Day 4: Frozen Champagne and The Voices
To know me, is to know I love me some champagne. I found the perfect bar in Dallas that has frozen champagne, and a basketball court all in one setting. So not only do I get to sip frozen champagne, but I get to see shirtless guys running around throwing a ball in a bucket. If that’s not perfection, I’m not to sure what is. Well anyways, yesterday I drug one of my guy friends to this bar with me, and we we’re having great conversation as usual. We were talking about New York, and how much I’ll love/hate it and all of the sudden I heard this really fucked up voice in my head. It was extremely weird, but I’ve heard it before. It was like everytime I would say something positive, this voice would come full fledge with, “nah fam, you ain’t gunna make it” or “you really think you’re going to be able to pull what you just said off?” I was weirded out. However, this time around I decided to ignore the little shit. I proceeded to drink my frozen champagne and the more the voice tried to fuck with me, the more I fucked with it saying more fabulous things about this new life I’m going to have.
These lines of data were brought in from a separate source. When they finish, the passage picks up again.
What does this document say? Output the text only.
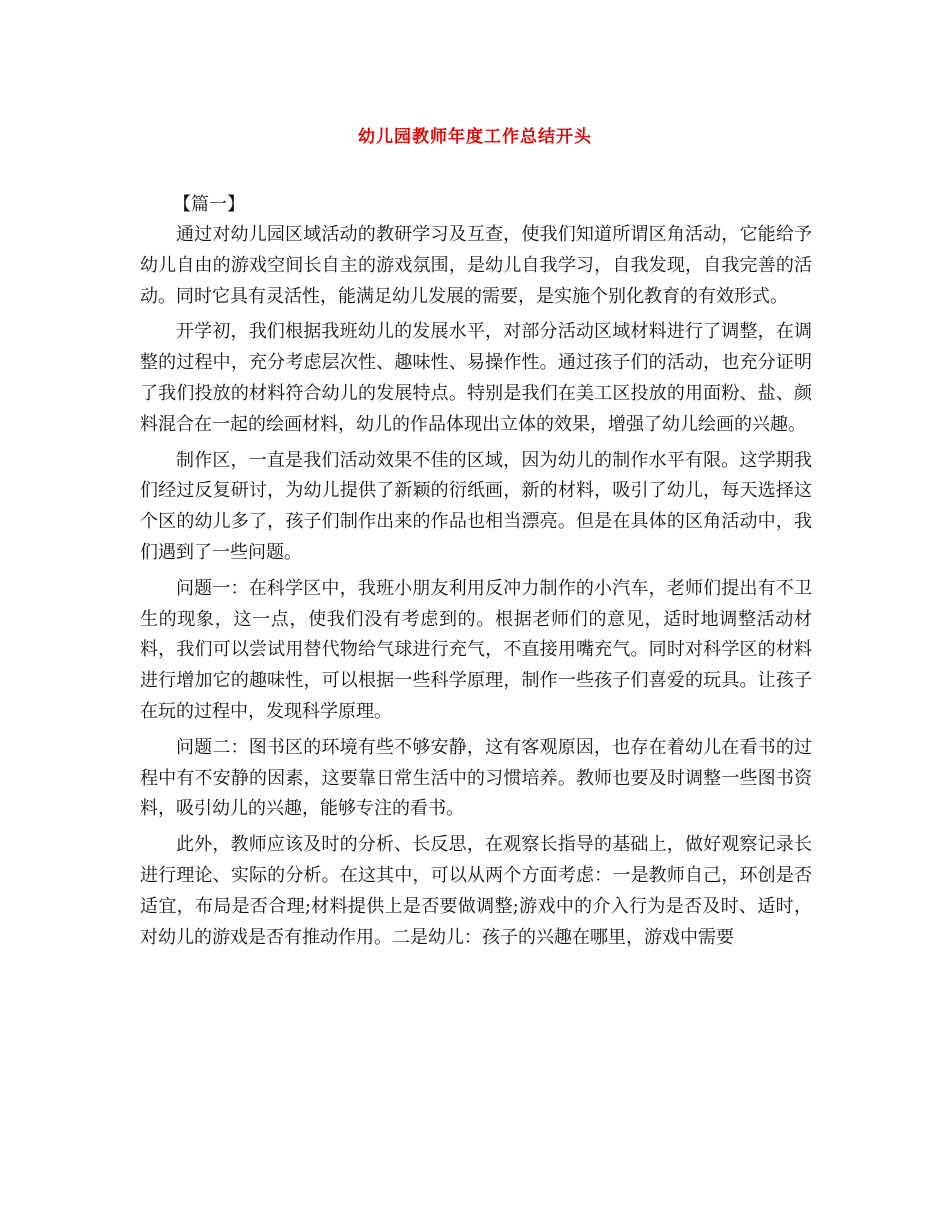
幼儿园教师年度工作总结开头
【篇一】

通过对幼儿园区域活动的教研学习及互查，使我们知道所谓区角活动，它能给予幼儿自由的游戏空间长自主的游戏氛围，是幼儿自我学习，自我发现，自我完善的活动。同时它具有灵活性，能满足幼儿发展的需要，是实施个别化教育的有效形式。

开学初，我们根据我班幼儿的发展水平，对部分活动区域材料进行了调整，在调整的过程中，充分考虑层次性、趣味性、易操作性。通过孩子们的活动，也充分证明了我们投放的材料符合幼儿的发展特点。特别是我们在美工区投放的用面粉、盐、颜料混合在一起的绘画材料，幼儿的作品体现出立体的效果，增强了幼儿绘画的兴趣。

制作区，一直是我们活动效果不佳的区域，因为幼儿的制作水平有限。这学期我们经过反复研讨，为幼儿提供了新颖的衍纸画，新的材料，吸引了幼儿，每天选择这个区的幼儿多了，孩子们制作出来的作品也相当漂亮。但是在具体的区角活动中，我们遇到了一些问题。

问题一：在科学区中，我班小朋友利用反冲力制作的小汽车，老师们提出有不卫生的现象，这一点，使我们没有考虑到的。根据老师们的意见，适时地调整活动材料，我们可以尝试用替代物给气球进行充气，不直接用嘴充气。同时对科学区的材料进行增加它的趣味性，可以根据一些科学原理，制作一些孩子们喜爱的玩具。让孩子在玩的过程中，发现科学原理。

问题二：图书区的环境有些不够安静，这有客观原因，也存在着幼儿在看书的过程中有不安静的因素，这要靠日常生活中的习惯培养。教师也要及时调整一些图书资料，吸引幼儿的兴趣，能够专注的看书。

此外，教师应该及时的分析、长反思，在观察长指导的基础上，做好观察记录长进行理论、实际的分析。在这其中，可以从两个方面考虑：一是教师自己，环创是否适宜，布局是否合理;材料提供上是否要做调整;游戏中的介入行为是否及时、适时，对幼儿的游戏是否有推动作用。二是幼儿：孩子的兴趣在哪里，游戏中需要
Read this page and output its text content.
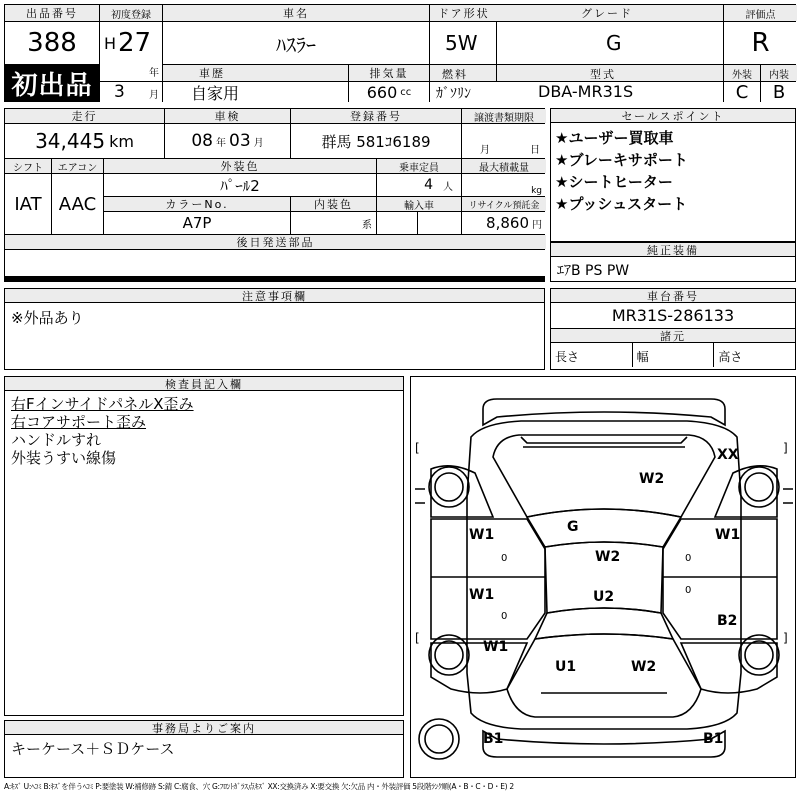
出品番号
388
初出品
初度登録
H 27
年
3 月
車名
ﾊｽﾗｰ
車歴
自家用
排気量
660 cc
ドア形状	グレード
5W	G
燃料	型式
ｶﾞｿﾘﾝ	DBA-MR31S
評価点
R
外装	内装
C	B
走行
34,445 km
車検
08 年 03 月
登録番号
群馬 581ｺ6189
譲渡書類期限
月	日
シフト	エアコン
IAT AAC
外装色
ﾊﾟｰﾙ2
乗車定員
4 人
最大積載量
kg
カラーNo.
A7P
内装色
系
輸入車	リサイクル預託金
8,860 円
後日発送部品
セールスポイント
★ユーザー買取車
★ブレーキサポート
★シートヒーター
★プッシュスタート
純正装備
ｴｱB PS PW
注意事項欄
※外品あり
車台番号
MR31S-286133
諸元
長さ	幅	高さ
検査員記入欄
右FインサイドパネルX歪み
右コアサポート歪み
ハンドルすれ
外装うすい線傷
事務局よりご案内
キーケース＋ＳＤケース
[	]
[	]
XX
W2
G
W1
0
W1
0
W2
W1
0
0
U2
B2
W1
U1	W2
B1	B1
A:ｷｽﾞ U:ﾍｺﾐ B:ｷｽﾞを伴うﾍｺﾐ P:要塗装 W:補修跡 S:錆 C:腐食、穴 G:ﾌﾛﾝﾄｶﾞﾗｽ点ｷｽﾞ XX:交換済み X:要交換 欠:欠品 内・外装評価 5段階ﾗﾝｸ順(A・B・C・D・E) 2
I think we all have that little devil, and angel thing going on. If you’re not into the that then we’ll say the good side, and bad side of our thoughts. I typically give in to the bad side, and I’ve never been able to figure out why. This time was different though. I had the confidence to tell it to fuck off, and it did. It felt liberating. In fact I’ve been having the most liberating moments the past week or so. Day 4, I’m able to say I fought off the negative shit in Day 3. One small step for Sierra, one giant leap towards a great future.